# US Tax exemption



## Powka (Dec 17, 2012)

Hello everyone,

This is the time of yeah, and I probably need to start thinking about filling in the tax forms.

I'm a green card holder and I've been working outside of US for the past year. I qualify for Bone Fide/tax exemption, and I was wondering -- *what forms do I need to fill out and send to IRS*? I know there were two of those forms, but I can't remember and whatever I find I'm not sure about.

Thank you for any help.


----------



## Powka (Dec 17, 2012)

Correct me if I'm wrong. For US tax exemption, do I only need to fill out IRS form 2555EZ, if I satisfy bonafide and physical presence test + all conditions for 2555EZ form? This way I wouldn't need to fill in the 2555. And is 2555EZ the only form that I need to send to IRS for tax exemption?

I can confirm that I satisfy all of these conditions: _The IRS allows expatriates to use Form 2555EZ to claim the foreign exclusion only if the income you earn abroad is from employment, you don’t have any additional self-employment income, you are a citizen or legal resident of the U.S., your total earnings abroad don’t exceed the maximum foreign income exclusion that applies to the tax year, you don’t report any housing or moving expense deductions and you cannot, or choose not to claim the foreign housing deduction or exclusion.
_
Any help? Thanks!


----------



## Bevdeforges (Nov 16, 2007)

You claim the foreign earned income exclusion on form 2555, but you can't file a 2555 (or 2555EZ) without filing a regular 1040, too.
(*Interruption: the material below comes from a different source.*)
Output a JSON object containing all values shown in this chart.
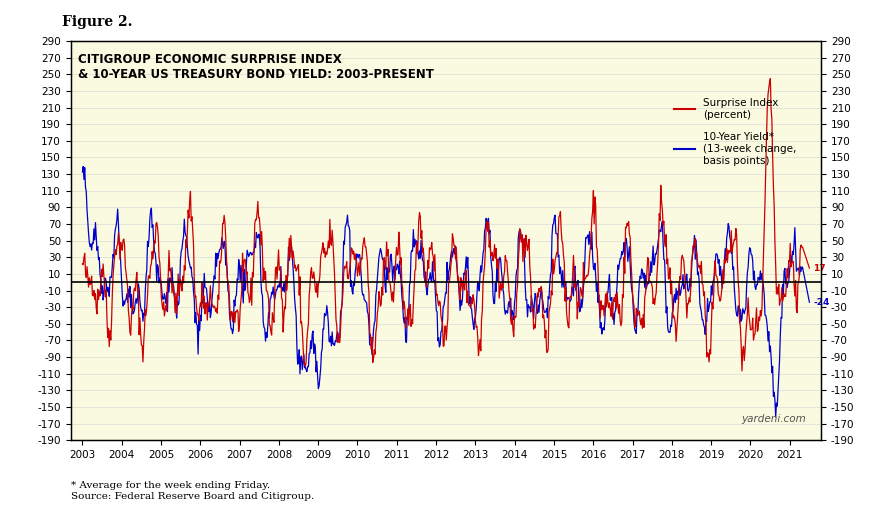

If you have $10,000 in foreign bank accounts, you should probably file a Schedule B, too - if only to check the box at the bottom of the page saying that you have over $10,000 in foreign bank accounts. (You'll then need to file the so-called FBAR forms, which go to a separate address in Detroit.)

All of this is explained in IRS publication 54, which you can download from the IRS website.
Cheers,
Bev


----------